Table of Contents

  • Slovakia is enjoying sustained high economic growth. Unemployment has fallen considerably, although long-term unemployment remains stubbornly high. The incoming government has made achieving a more equal distribution of income a priority insofar as this can be done without damaging long-term growth prospects. Ensuring that the benefits of high economic growth are more widely distributed is vital for making such growth sustainable. This objective calls for policies that give more priority to poverty alleviation, strengthen employment and remove barriers to competition in product markets. In the long term, improving education outcomes, including by reducing the impact of socioeconomic background on outcomes, will be central to sustaining high economic growth and social cohesion.

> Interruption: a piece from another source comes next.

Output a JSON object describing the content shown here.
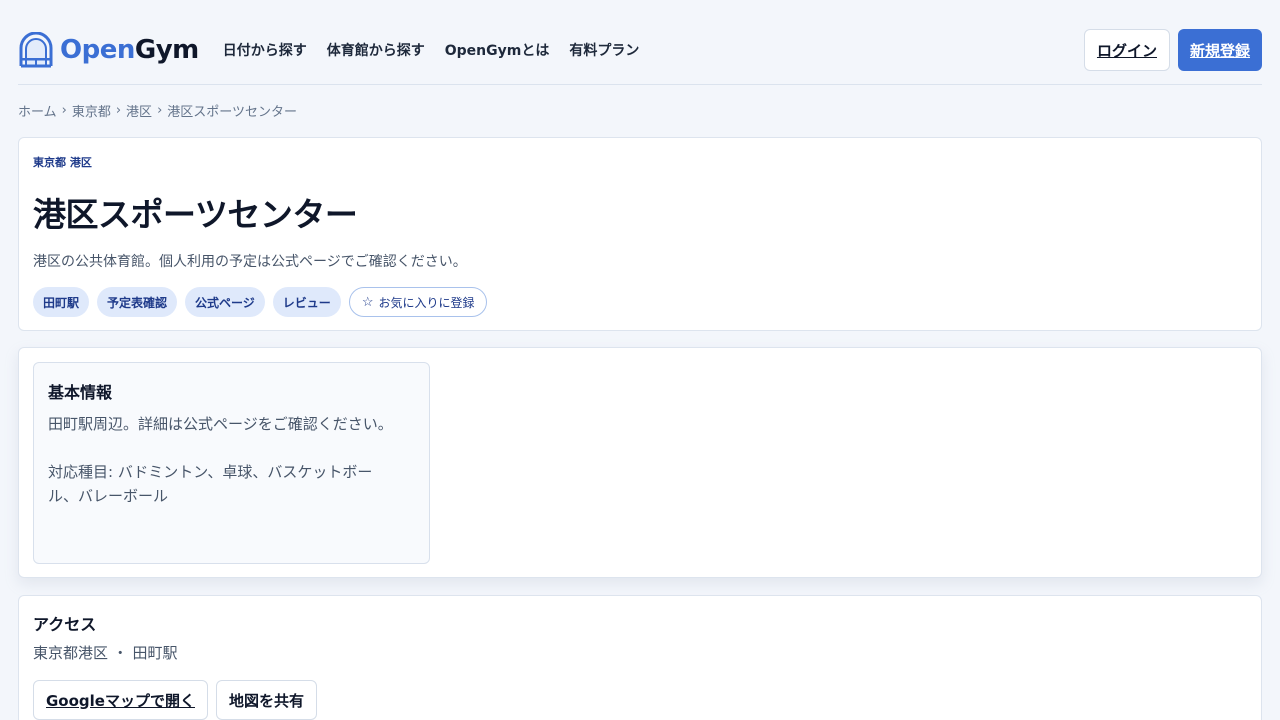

  • Slovakia has enjoyed a stellar economic performance in recent years. Economic growth has been high and unemployment has fallen considerably, although longterm unemployment remains high. Slovakia is on track to satisfy the Maastricht convergence criteria for entry to the euro area in January 2009. The authorities now need to prepare the economy for life in the euro area. In the short term, this entails heading off a potential post-entry boom. In the longer term, it entails maintaining flexible labour- and product markets so as to facilitate adjustment to idiosyncratic shocks. Slovakia has made solid progress in the past decade in catching up to living standards in the EU15 countries, but still has far to go. This progress has been achieved through high productivity growth. Labour utilisation, however, has detracted from progress. There is still considerable scope to support catch up and reduce relative poverty through increasing employment rates. Similarly, regulatory reform that supports competition in product markets would both strengthen productivity growth and reduce income inequality. In the long term, improving education outcomes, including by reducing the impact of socio-economic background on outcomes, will be central to sustaining high economic growth and reducing income inequality.

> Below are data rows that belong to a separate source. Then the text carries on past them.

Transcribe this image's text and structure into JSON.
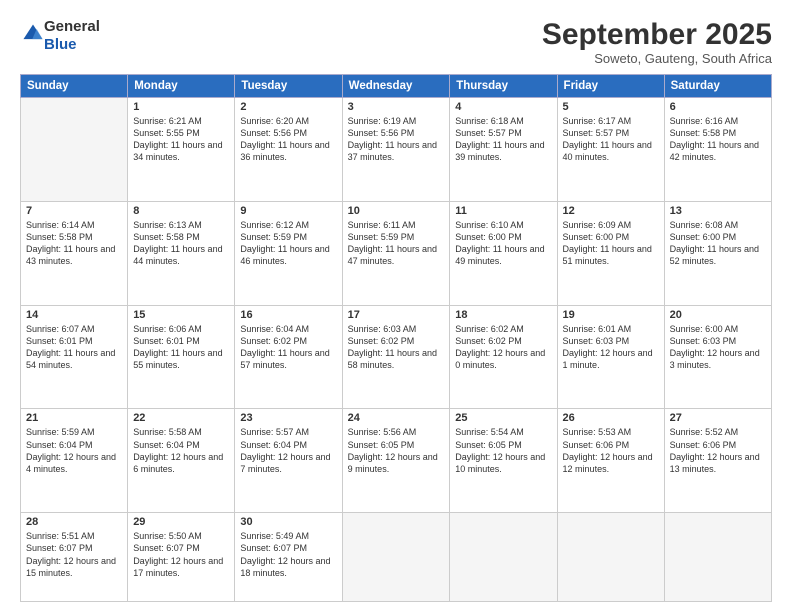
{
  "header": {
    "logo_line1": "General",
    "logo_line2": "Blue",
    "month": "September 2025",
    "location": "Soweto, Gauteng, South Africa"
  },
  "days_of_week": [
    "Sunday",
    "Monday",
    "Tuesday",
    "Wednesday",
    "Thursday",
    "Friday",
    "Saturday"
  ],
  "weeks": [
    [
      {
        "day": "",
        "sunrise": "",
        "sunset": "",
        "daylight": ""
      },
      {
        "day": "1",
        "sunrise": "Sunrise: 6:21 AM",
        "sunset": "Sunset: 5:55 PM",
        "daylight": "Daylight: 11 hours and 34 minutes."
      },
      {
        "day": "2",
        "sunrise": "Sunrise: 6:20 AM",
        "sunset": "Sunset: 5:56 PM",
        "daylight": "Daylight: 11 hours and 36 minutes."
      },
      {
        "day": "3",
        "sunrise": "Sunrise: 6:19 AM",
        "sunset": "Sunset: 5:56 PM",
        "daylight": "Daylight: 11 hours and 37 minutes."
      },
      {
        "day": "4",
        "sunrise": "Sunrise: 6:18 AM",
        "sunset": "Sunset: 5:57 PM",
        "daylight": "Daylight: 11 hours and 39 minutes."
      },
      {
        "day": "5",
        "sunrise": "Sunrise: 6:17 AM",
        "sunset": "Sunset: 5:57 PM",
        "daylight": "Daylight: 11 hours and 40 minutes."
      },
      {
        "day": "6",
        "sunrise": "Sunrise: 6:16 AM",
        "sunset": "Sunset: 5:58 PM",
        "daylight": "Daylight: 11 hours and 42 minutes."
      }
    ],
    [
      {
        "day": "7",
        "sunrise": "Sunrise: 6:14 AM",
        "sunset": "Sunset: 5:58 PM",
        "daylight": "Daylight: 11 hours and 43 minutes."
      },
      {
        "day": "8",
        "sunrise": "Sunrise: 6:13 AM",
        "sunset": "Sunset: 5:58 PM",
        "daylight": "Daylight: 11 hours and 44 minutes."
      },
      {
        "day": "9",
        "sunrise": "Sunrise: 6:12 AM",
        "sunset": "Sunset: 5:59 PM",
        "daylight": "Daylight: 11 hours and 46 minutes."
      },
      {
        "day": "10",
        "sunrise": "Sunrise: 6:11 AM",
        "sunset": "Sunset: 5:59 PM",
        "daylight": "Daylight: 11 hours and 47 minutes."
      },
      {
        "day": "11",
        "sunrise": "Sunrise: 6:10 AM",
        "sunset": "Sunset: 6:00 PM",
        "daylight": "Daylight: 11 hours and 49 minutes."
      },
      {
        "day": "12",
        "sunrise": "Sunrise: 6:09 AM",
        "sunset": "Sunset: 6:00 PM",
        "daylight": "Daylight: 11 hours and 51 minutes."
      },
      {
        "day": "13",
        "sunrise": "Sunrise: 6:08 AM",
        "sunset": "Sunset: 6:00 PM",
        "daylight": "Daylight: 11 hours and 52 minutes."
      }
    ],
    [
      {
        "day": "14",
        "sunrise": "Sunrise: 6:07 AM",
        "sunset": "Sunset: 6:01 PM",
        "daylight": "Daylight: 11 hours and 54 minutes."
      },
      {
        "day": "15",
        "sunrise": "Sunrise: 6:06 AM",
        "sunset": "Sunset: 6:01 PM",
        "daylight": "Daylight: 11 hours and 55 minutes."
      },
      {
        "day": "16",
        "sunrise": "Sunrise: 6:04 AM",
        "sunset": "Sunset: 6:02 PM",
        "daylight": "Daylight: 11 hours and 57 minutes."
      },
      {
        "day": "17",
        "sunrise": "Sunrise: 6:03 AM",
        "sunset": "Sunset: 6:02 PM",
        "daylight": "Daylight: 11 hours and 58 minutes."
      },
      {
        "day": "18",
        "sunrise": "Sunrise: 6:02 AM",
        "sunset": "Sunset: 6:02 PM",
        "daylight": "Daylight: 12 hours and 0 minutes."
      },
      {
        "day": "19",
        "sunrise": "Sunrise: 6:01 AM",
        "sunset": "Sunset: 6:03 PM",
        "daylight": "Daylight: 12 hours and 1 minute."
      },
      {
        "day": "20",
        "sunrise": "Sunrise: 6:00 AM",
        "sunset": "Sunset: 6:03 PM",
        "daylight": "Daylight: 12 hours and 3 minutes."
      }
    ],
    [
      {
        "day": "21",
        "sunrise": "Sunrise: 5:59 AM",
        "sunset": "Sunset: 6:04 PM",
        "daylight": "Daylight: 12 hours and 4 minutes."
      },
      {
        "day": "22",
        "sunrise": "Sunrise: 5:58 AM",
        "sunset": "Sunset: 6:04 PM",
        "daylight": "Daylight: 12 hours and 6 minutes."
      },
      {
        "day": "23",
        "sunrise": "Sunrise: 5:57 AM",
        "sunset": "Sunset: 6:04 PM",
        "daylight": "Daylight: 12 hours and 7 minutes."
      },
      {
        "day": "24",
        "sunrise": "Sunrise: 5:56 AM",
        "sunset": "Sunset: 6:05 PM",
        "daylight": "Daylight: 12 hours and 9 minutes."
      },
      {
        "day": "25",
        "sunrise": "Sunrise: 5:54 AM",
        "sunset": "Sunset: 6:05 PM",
        "daylight": "Daylight: 12 hours and 10 minutes."
      },
      {
        "day": "26",
        "sunrise": "Sunrise: 5:53 AM",
        "sunset": "Sunset: 6:06 PM",
        "daylight": "Daylight: 12 hours and 12 minutes."
      },
      {
        "day": "27",
        "sunrise": "Sunrise: 5:52 AM",
        "sunset": "Sunset: 6:06 PM",
        "daylight": "Daylight: 12 hours and 13 minutes."
      }
    ],
    [
      {
        "day": "28",
        "sunrise": "Sunrise: 5:51 AM",
        "sunset": "Sunset: 6:07 PM",
        "daylight": "Daylight: 12 hours and 15 minutes."
      },
      {
        "day": "29",
        "sunrise": "Sunrise: 5:50 AM",
        "sunset": "Sunset: 6:07 PM",
        "daylight": "Daylight: 12 hours and 17 minutes."
      },
      {
        "day": "30",
        "sunrise": "Sunrise: 5:49 AM",
        "sunset": "Sunset: 6:07 PM",
        "daylight": "Daylight: 12 hours and 18 minutes."
      },
      {
        "day": "",
        "sunrise": "",
        "sunset": "",
        "daylight": ""
      },
      {
        "day": "",
        "sunrise": "",
        "sunset": "",
        "daylight": ""
      },
      {
        "day": "",
        "sunrise": "",
        "sunset": "",
        "daylight": ""
      },
      {
        "day": "",
        "sunrise": "",
        "sunset": "",
        "daylight": ""
      }
    ]
  ]
}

  • While employment growth has accelerated, allowing unemployment to fall significantly since 2005, many low-skilled workers are still unemployed and the duration of unemployment spells is still long. The introduction of an in-work benefit for workers in low-income households, subject to a minimum of hours worked, could lower barriers to higher employment which result from a relatively high tax wedge on low-skill workers, as would the elimination of poverty traps in the pension system. Measures to improve mobility of workers across regions, notably housing policy reform, would lower long unemployment durations, as would the provision of more training to the unemployed. Impediments to higher labour market participation of young women and older workers need to be removed.

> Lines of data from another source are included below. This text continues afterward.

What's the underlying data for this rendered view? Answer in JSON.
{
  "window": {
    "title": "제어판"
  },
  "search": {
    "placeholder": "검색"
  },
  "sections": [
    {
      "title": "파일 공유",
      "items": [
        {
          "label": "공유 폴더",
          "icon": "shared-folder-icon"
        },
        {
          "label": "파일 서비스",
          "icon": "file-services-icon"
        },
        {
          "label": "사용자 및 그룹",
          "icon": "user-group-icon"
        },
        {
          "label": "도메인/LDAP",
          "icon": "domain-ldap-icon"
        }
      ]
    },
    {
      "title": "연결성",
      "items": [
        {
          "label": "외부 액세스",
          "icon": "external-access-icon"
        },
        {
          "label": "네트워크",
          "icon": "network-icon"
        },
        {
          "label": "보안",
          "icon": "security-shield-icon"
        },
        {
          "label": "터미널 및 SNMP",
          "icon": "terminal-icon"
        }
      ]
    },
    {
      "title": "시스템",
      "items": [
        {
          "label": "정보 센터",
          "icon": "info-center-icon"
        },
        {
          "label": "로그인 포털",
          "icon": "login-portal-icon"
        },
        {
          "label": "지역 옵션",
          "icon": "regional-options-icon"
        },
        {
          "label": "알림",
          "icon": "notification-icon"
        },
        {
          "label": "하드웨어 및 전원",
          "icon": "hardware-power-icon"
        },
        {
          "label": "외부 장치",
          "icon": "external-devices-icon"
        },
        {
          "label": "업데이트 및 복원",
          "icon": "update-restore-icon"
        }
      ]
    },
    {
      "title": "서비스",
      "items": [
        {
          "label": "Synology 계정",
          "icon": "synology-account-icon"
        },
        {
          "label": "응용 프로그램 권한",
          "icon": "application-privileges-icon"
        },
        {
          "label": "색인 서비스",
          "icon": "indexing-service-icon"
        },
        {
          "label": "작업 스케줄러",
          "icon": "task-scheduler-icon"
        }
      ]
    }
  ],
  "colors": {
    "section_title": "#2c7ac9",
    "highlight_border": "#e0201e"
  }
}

  • Improving education outcomes is vital for achieving convergence with GDP per capita levels in Western European countries and for reducing income inequality. While some education outcomes are favourable, such as the low secondary-school drop-out rate, others have room for improvement: education achievement is below the OECD average and strongly influenced by socio-economic background; Roma children, who are mainly from disadvantaged socio-economic backgrounds, have particularly poor achievement; labour-market outcomes are poor for graduates of secondary vocational programmes not leading to tertiary education; and tertiary attainment is low, albeit rising. Reforms have been made in recent years or are planned to address many of these weaknesses, but much remains to be done. In particular, more progress needs to be made in increasing participation in early childhood education and care, reducing stratification in the education system, helping Roma children to integrate into the education mainstream, and in attracting high quality graduates to teaching, especially in socio-economically disadvantaged schools. In addition, secondary vocational education not leading to tertiary education needs to be made more pertinent to labour-market requirements. Tertiary education also needs to be made more attractive for technical secondary school graduates.

  • While general economic regulation does not create substantial impediments to competition, making sector-specific regulation in the network industries and in the liberal professions more competition-friendly could make a significant contribution to boosting consumer welfare and productivity growth as well as raise the share of labour earnings in GDP. In the energy industry, discrimination of market entrants needs to be more effectively prevented and the national market more closely integrated with neighbouring countries. In telecommunications measures to foster the entry of new market participants need to be taken more quickly and the independence of the regulator should be strengthened. In the liberal professions price regulation and entry barriers need to be removed including through abolition of compulsory chamber membership. Public sector reform could help reap the benefits from competitive product markets, by reducing administrative burdens on enterprises, strengthening contract enforcement through reform of the judicial system and encourage competition in public procurement.